Segundo Sogayar, o laudo dos bombeiros destacam 17 pontos críticos que colocam os usuários em risco, como a falta de plano de prevenção de pânico e incêndio, hidrômetros, luzes de emergência e rampas. As rachaduras no prédio avançam constantemente. Na vistoria, os bombeiros encontraram até pastas de plástico improvisadas como calhas para escoar a água da chuva. "Além de juizes, promotores e serventuários, há grande risco para a população em geral. Esperamos que o problemas sejam sanados com urgência", declarou Sogayar.

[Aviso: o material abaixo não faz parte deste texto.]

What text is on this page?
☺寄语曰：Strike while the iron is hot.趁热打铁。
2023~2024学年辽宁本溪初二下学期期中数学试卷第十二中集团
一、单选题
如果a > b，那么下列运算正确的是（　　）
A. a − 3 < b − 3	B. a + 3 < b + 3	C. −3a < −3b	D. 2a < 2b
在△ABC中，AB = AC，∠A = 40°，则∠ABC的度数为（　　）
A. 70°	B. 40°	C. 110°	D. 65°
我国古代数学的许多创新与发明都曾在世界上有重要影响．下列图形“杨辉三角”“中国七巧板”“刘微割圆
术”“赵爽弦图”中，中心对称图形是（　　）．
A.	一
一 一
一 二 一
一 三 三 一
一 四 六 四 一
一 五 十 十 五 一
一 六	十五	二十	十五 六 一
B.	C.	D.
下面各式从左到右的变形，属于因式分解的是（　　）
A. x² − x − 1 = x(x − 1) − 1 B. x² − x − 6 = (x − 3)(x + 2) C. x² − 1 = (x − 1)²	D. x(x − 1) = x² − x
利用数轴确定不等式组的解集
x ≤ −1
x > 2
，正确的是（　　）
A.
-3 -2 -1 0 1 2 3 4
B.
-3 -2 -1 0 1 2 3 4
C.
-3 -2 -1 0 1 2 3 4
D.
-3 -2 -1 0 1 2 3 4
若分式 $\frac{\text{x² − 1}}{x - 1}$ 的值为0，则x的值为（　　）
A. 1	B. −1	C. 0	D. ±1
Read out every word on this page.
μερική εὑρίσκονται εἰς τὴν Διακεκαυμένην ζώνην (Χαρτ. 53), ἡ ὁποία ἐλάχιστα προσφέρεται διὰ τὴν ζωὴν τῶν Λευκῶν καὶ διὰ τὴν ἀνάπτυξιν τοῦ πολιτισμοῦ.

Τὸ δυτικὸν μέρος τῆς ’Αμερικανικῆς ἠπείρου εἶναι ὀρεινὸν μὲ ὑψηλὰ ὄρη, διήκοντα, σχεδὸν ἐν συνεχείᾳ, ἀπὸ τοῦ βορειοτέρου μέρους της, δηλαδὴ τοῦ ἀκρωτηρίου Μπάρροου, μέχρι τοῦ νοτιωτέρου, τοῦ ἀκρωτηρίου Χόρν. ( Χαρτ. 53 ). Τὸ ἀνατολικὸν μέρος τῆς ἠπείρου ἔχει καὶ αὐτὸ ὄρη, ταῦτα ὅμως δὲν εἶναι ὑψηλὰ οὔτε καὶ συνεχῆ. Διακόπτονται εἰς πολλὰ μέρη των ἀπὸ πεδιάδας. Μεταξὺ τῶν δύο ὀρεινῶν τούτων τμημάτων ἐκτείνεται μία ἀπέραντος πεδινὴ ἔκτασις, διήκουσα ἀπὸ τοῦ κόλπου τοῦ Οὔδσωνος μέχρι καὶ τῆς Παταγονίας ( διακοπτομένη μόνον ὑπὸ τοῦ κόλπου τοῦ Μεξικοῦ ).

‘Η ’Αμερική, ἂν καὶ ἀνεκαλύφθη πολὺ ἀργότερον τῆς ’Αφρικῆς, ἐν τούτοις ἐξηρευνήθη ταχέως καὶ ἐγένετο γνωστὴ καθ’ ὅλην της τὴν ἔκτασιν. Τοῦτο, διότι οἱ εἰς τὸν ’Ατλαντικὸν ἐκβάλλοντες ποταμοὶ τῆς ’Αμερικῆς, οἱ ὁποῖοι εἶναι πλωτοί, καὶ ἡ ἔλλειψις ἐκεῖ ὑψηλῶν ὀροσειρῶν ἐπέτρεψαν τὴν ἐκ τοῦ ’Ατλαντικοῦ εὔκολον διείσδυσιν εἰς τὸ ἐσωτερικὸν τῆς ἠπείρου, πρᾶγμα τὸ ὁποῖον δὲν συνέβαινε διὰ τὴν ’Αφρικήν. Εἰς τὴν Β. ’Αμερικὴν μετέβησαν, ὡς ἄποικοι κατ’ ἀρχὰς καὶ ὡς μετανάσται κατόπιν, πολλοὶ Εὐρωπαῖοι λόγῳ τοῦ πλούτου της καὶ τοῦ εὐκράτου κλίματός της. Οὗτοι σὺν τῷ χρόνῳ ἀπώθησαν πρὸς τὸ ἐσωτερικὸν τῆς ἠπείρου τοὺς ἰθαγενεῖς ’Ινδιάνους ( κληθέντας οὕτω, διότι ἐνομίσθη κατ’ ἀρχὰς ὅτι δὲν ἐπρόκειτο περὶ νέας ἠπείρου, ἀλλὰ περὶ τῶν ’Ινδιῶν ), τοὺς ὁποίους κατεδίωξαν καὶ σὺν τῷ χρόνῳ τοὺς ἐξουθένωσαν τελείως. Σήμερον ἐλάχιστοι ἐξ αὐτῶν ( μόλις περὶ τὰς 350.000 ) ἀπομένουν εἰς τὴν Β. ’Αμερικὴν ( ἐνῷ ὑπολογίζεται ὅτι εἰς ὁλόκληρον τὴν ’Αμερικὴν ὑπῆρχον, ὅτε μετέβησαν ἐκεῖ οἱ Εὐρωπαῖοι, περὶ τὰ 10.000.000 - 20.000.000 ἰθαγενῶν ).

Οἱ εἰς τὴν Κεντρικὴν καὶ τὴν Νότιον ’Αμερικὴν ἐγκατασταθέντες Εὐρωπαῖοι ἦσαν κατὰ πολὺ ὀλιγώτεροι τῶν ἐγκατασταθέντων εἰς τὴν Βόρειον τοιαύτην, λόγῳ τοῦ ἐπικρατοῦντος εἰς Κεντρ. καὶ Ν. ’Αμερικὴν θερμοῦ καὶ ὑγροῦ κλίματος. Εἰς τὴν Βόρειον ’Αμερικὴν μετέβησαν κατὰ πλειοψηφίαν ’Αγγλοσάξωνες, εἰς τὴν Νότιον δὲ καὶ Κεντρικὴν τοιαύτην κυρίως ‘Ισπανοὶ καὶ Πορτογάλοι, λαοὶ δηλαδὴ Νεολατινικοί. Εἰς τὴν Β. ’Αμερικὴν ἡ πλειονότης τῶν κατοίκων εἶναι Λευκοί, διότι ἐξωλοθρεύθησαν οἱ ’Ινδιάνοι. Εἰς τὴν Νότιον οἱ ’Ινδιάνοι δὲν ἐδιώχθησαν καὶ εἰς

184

Antes de encaminhar o ofício ao TJ-PR, o promotor havia enviado a documentação para a direção do Fórum, porém foi informado que a unidade não dispunha de aptidão técnica nem recursos para conduzir a reforma. A Secretaria Municipal de Fazenda também cobra providências da Justiça. Já a Ordem dos Advogados do Brasil (OAB) reivindica, por meio de abaixo-assinado, a reforma completa do fórum. Um projeto que custaria R$ 50 milhões foi apresentado ao órgão. A reportagem procurou o TJ-PR, mas não obteve resposta até o fechamento desta edição.